O mercado de criptomoedas chinês já dominou o espaço, respondendo por 90% de todos os negócios globais, de acordo com um relatório do atimes.com. Isso foi antes do Bitcoin liderar uma corrida inédita no final de 2017, que espalhou o medo por todo o universo bancário mundial, resultando em uma maior fiscalização por parte dos órgãos reguladores da maioria dos países do mundo.

A China proibiu as ofertas iniciais de moeda (ICOs, na sigla em inglês), um método popular de arrecadação de fundos para empresas de criptomoedas, em setembro de 2017, na tentativa de reprimir o comércio de criptomoedas, supostamente para combater fraudes. Desde então, as autoridades do país fecharam 88 exchanges de criptomoedas e 85 ICOs.

Zhang Yifeng, analista de blockchain da Companhia de Desenvolvimento da Indústria de Cartões de Crédito Zhongchao, falou sobre os novos dados:

“As medidas oportunas dos reguladores têm efetivamente evitado o impacto de altos e baixos acentuados nos preços das moedas virtuais e liderado a tendência reguladora global.”

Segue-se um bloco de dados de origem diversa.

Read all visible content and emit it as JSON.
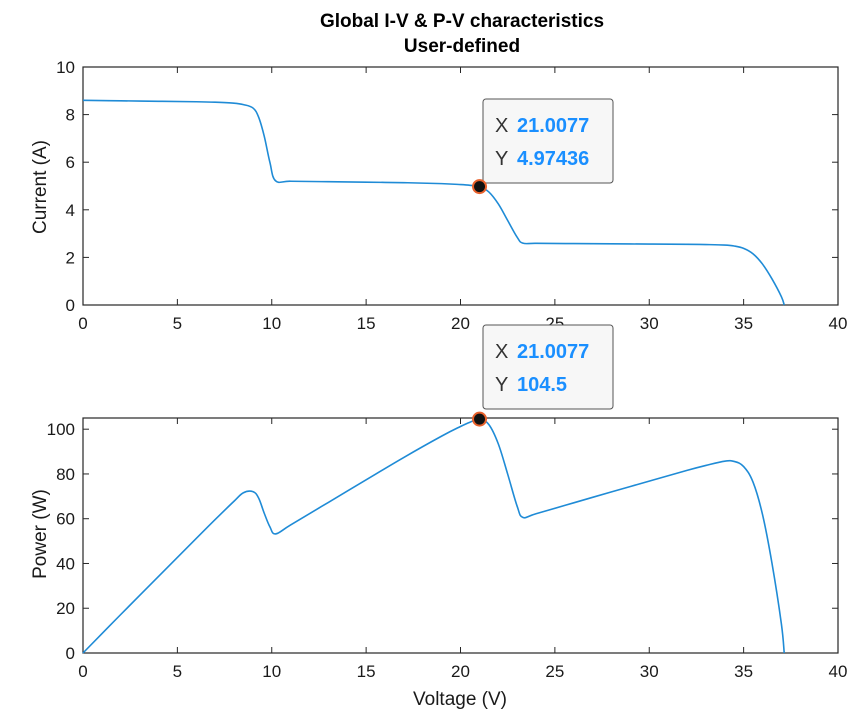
{
  "title": {
    "line1": "Global I-V & P-V characteristics",
    "line2": "User-defined"
  },
  "colors": {
    "series": "#1f8bd6",
    "axis": "#262626",
    "marker_ring": "#e8612c",
    "marker_fill": "#111111"
  },
  "chart_data": [
    {
      "type": "line",
      "title": "Global I-V & P-V characteristics / User-defined",
      "xlabel": "",
      "ylabel": "Current (A)",
      "xlim": [
        0,
        40
      ],
      "ylim": [
        0,
        10
      ],
      "xticks": [
        0,
        5,
        10,
        15,
        20,
        25,
        30,
        35,
        40
      ],
      "yticks": [
        0,
        2,
        4,
        6,
        8,
        10
      ],
      "grid": false,
      "x": [
        0,
        2,
        4,
        6,
        7,
        8,
        8.5,
        9,
        9.3,
        9.6,
        9.9,
        10.2,
        11,
        13,
        15,
        17,
        19,
        20,
        20.5,
        21.0077,
        21.5,
        22,
        22.5,
        23,
        23.3,
        24,
        26,
        28,
        30,
        32,
        33,
        34,
        34.5,
        35,
        35.5,
        36,
        36.5,
        37,
        37.15
      ],
      "values": [
        8.6,
        8.58,
        8.56,
        8.54,
        8.52,
        8.48,
        8.42,
        8.28,
        7.9,
        7.1,
        6.0,
        5.22,
        5.2,
        5.18,
        5.16,
        5.14,
        5.1,
        5.06,
        5.03,
        4.97436,
        4.75,
        4.25,
        3.55,
        2.85,
        2.6,
        2.59,
        2.58,
        2.57,
        2.56,
        2.55,
        2.54,
        2.52,
        2.48,
        2.38,
        2.15,
        1.72,
        1.1,
        0.35,
        0
      ],
      "datatip": {
        "x_label": "X",
        "x_value": "21.0077",
        "y_label": "Y",
        "y_value": "4.97436",
        "x": 21.0077,
        "y": 4.97436
      }
    },
    {
      "type": "line",
      "xlabel": "Voltage (V)",
      "ylabel": "Power (W)",
      "xlim": [
        0,
        40
      ],
      "ylim": [
        0,
        105
      ],
      "xticks": [
        0,
        5,
        10,
        15,
        20,
        25,
        30,
        35,
        40
      ],
      "yticks": [
        0,
        20,
        40,
        60,
        80,
        100
      ],
      "grid": false,
      "x": [
        0,
        2,
        4,
        6,
        7,
        8,
        8.5,
        9,
        9.3,
        9.6,
        9.9,
        10.2,
        11,
        13,
        15,
        17,
        19,
        20,
        20.5,
        21.0077,
        21.5,
        22,
        22.5,
        23,
        23.3,
        24,
        26,
        28,
        30,
        32,
        33,
        34,
        34.5,
        35,
        35.5,
        36,
        36.5,
        37,
        37.15
      ],
      "values": [
        0,
        17.2,
        34.2,
        51.2,
        59.6,
        67.8,
        71.6,
        72.1,
        69.3,
        62.5,
        56.4,
        53.2,
        57.2,
        67.3,
        77.4,
        87.4,
        96.9,
        101.2,
        103.1,
        104.5,
        102.1,
        93.5,
        79.9,
        65.6,
        60.6,
        62.2,
        67.1,
        72.0,
        76.8,
        81.6,
        83.8,
        85.7,
        85.6,
        83.3,
        76.3,
        61.9,
        40.2,
        13.0,
        0
      ],
      "datatip": {
        "x_label": "X",
        "x_value": "21.0077",
        "y_label": "Y",
        "y_value": "104.5",
        "x": 21.0077,
        "y": 104.5
      }
    }
  ]
}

Apesar do sucesso da proibição das ICOs, a China investiu fortemente em projetos voltados à tecnologia blockchain. Ela poderia liderar o universo da mineração de criptomoedas e poderia estar trabalhando em uma criptomoeda nacional que seria emitida através do Banco Popular da China (PBoC). Autoridades do PBoC e órgãos reguladores do governo fizeram promessas de apoiar estruturas regulatórias globais, se forem criadas.

Em março, o PBoC, por meio de seu Instituto de Finanças Internacionais, divulgou seu “Relatório Global de Previsão da Indústria Bancária”, no qual delinearam uma política de apoio à regulamentação financeira global. Conforme citado no relatório, “a China deve participar ativamente da governança global das moedas digitais”.

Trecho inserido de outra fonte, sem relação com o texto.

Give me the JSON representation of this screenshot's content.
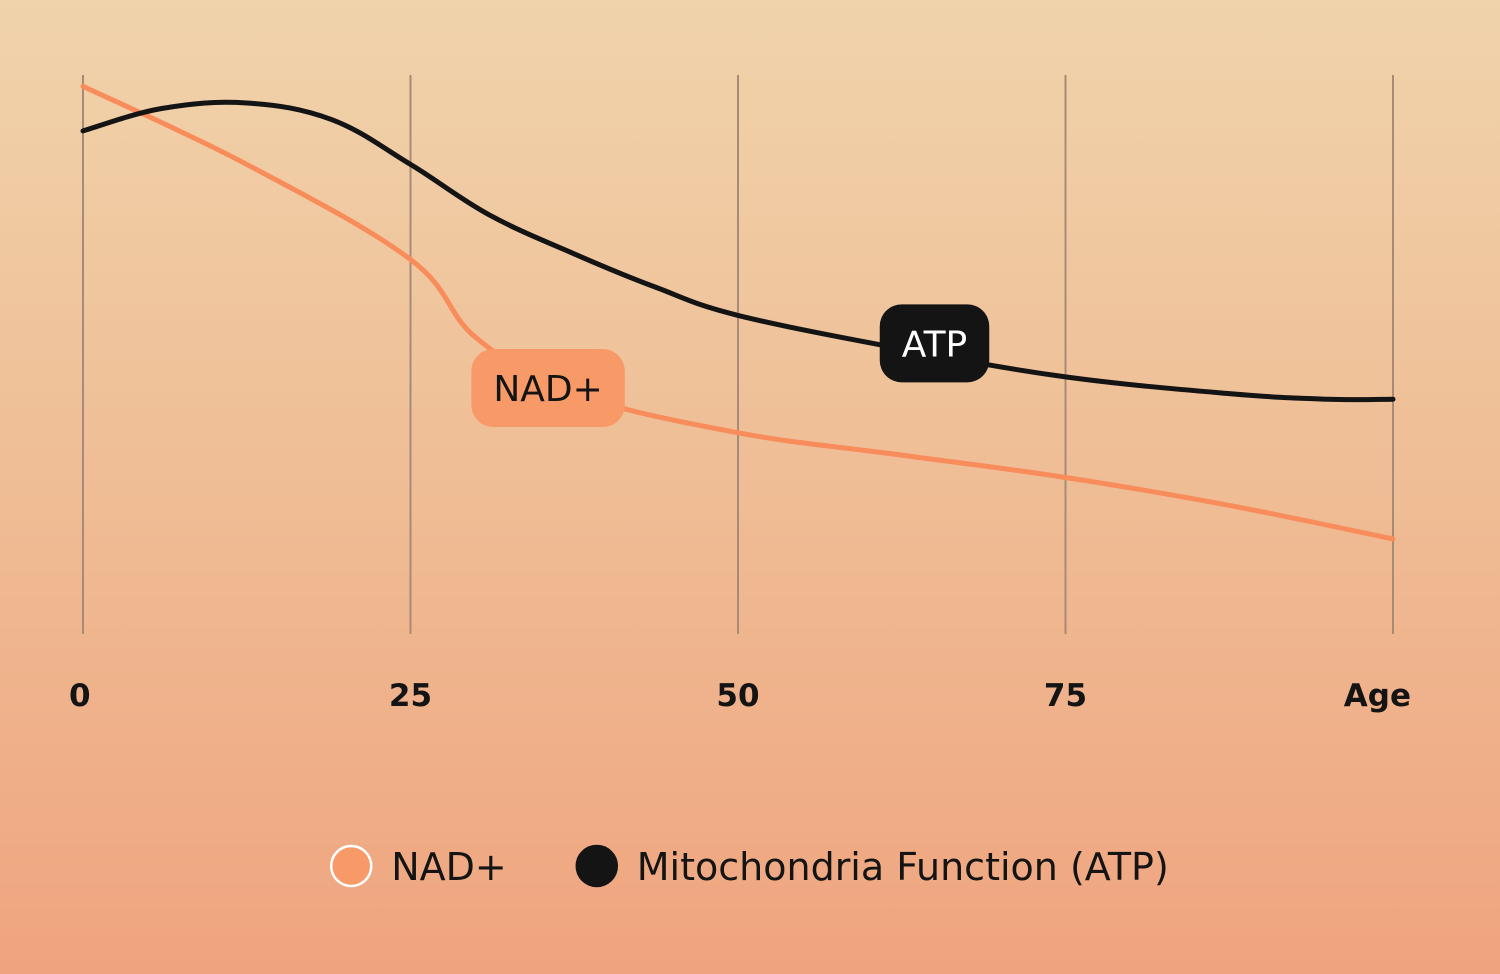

Embora o governo chinês possa estar chamando seu regulamento de criptomoedas de um grande sucesso, ele também foi o principal fator de um êxodo maciço de exchanges e outros negócios relacionados às criptomoedas, juntamente com investidores, para fora do país.

A Binance, uma das maiores exchanges de criptomoedas do mundo, começou em Hong Kong, mas temendo a interferência regulamentar depois que a China implementou sua proibição de 2017 mudou-se primeiro para o Japão e mais recentemente para Malta, que se tornou um refúgio seguro para empresas baseadas em criptomoedas.

A perda de receita criada pela proibição não parece incomodar os comentaristas financeiros que falam no país perdendo 89% de seu mercado de criptomoedas. Como Guo Dazhi, diretor de pesquisa do Zhongguancun Internet Finance Institute, comentou:

“Isso indica que a política foi muito bem sucedida. Está dentro das expectativas que a participação do yuan nas transações globais do Bitcoin caia depois que a China anunciou a proibição.”